Calcium phosphate ceramics can bond to bone and promote bone growth at their surfaces. A popular use of these ceramics is as coatings on dental and orthopaedic implants. For example, titanium tooth root pegs coated with hydroxyapatite (a form of calcium phosphate) give a longer lasting implant than pegs that have been glued or cemented in place. The hydroxyapatite binds chemically with living bone because it is a bioactive ceramic.
Bovine hydroxyapatite
Often as a result of injuries sustained in road crash accidents, bone reconstruction operations are needed. A novel method involving the use of bovine hydroxyapatite has been recently successfully tested in sheep and dogs.
Spongy bone material from cow bones is cut out and subjected to chemical and physical processes that remove all of the fat and protein. The remaining material is then heated to 1,000°C. After this heating process, what remains is an open 3D mineral shell of hydroxyapatite.
Cow bone research
When diseased bone is surgically removed from a person’s body, it is normally replaced with a substitute, which is most often harvested from the hip bone of that person. University of Waikato’s Dr Michael Mucalo has been conducting research into the possibility of using cow bone as a suitable bone substitute. In this video, Michael gives the rationale for his research and explains how the body can colonise and absorb the bone substitute into healthy bone tissue.
Small cubes of this material can be grafted into the damaged living bone site. Over a period of time, new bone develops and grows in and around the implant. Eventually, successful repair of the damaged bone is achieved.

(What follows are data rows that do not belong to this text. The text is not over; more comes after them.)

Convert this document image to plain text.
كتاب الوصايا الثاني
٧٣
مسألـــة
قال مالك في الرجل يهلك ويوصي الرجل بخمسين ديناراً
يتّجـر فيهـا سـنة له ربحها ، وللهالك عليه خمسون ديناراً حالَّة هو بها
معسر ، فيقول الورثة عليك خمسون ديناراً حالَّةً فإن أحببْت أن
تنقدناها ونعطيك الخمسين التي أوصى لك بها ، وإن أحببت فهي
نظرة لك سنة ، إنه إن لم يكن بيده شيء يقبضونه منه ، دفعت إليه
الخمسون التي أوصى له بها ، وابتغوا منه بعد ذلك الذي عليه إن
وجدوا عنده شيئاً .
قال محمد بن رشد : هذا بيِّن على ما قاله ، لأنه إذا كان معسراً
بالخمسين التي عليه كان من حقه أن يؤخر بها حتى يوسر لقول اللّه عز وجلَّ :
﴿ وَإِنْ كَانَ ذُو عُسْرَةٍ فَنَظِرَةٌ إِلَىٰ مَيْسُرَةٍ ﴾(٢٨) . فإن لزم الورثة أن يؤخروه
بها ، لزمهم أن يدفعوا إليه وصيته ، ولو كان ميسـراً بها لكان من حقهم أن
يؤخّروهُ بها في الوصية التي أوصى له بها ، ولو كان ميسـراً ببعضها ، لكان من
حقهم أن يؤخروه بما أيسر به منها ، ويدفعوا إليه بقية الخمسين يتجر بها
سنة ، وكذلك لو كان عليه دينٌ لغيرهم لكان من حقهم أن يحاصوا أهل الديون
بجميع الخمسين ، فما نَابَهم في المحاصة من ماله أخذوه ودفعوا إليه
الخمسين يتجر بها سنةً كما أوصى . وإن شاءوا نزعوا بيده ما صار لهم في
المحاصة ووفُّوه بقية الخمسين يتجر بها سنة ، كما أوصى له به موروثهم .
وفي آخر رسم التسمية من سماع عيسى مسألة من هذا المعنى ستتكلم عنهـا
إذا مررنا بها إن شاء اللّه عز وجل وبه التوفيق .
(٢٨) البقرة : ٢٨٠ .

Although not yet tested on humans, the indications are that, in the future, this method of bone repair could be used, but only in non load-bearing settings.
Nature of Science
Scientists often work in collaborative teams. In the development of bovine hydroxyapatite as a bone substitute, the materials scientist and the medical researcher work closely together to develop and test their ideas.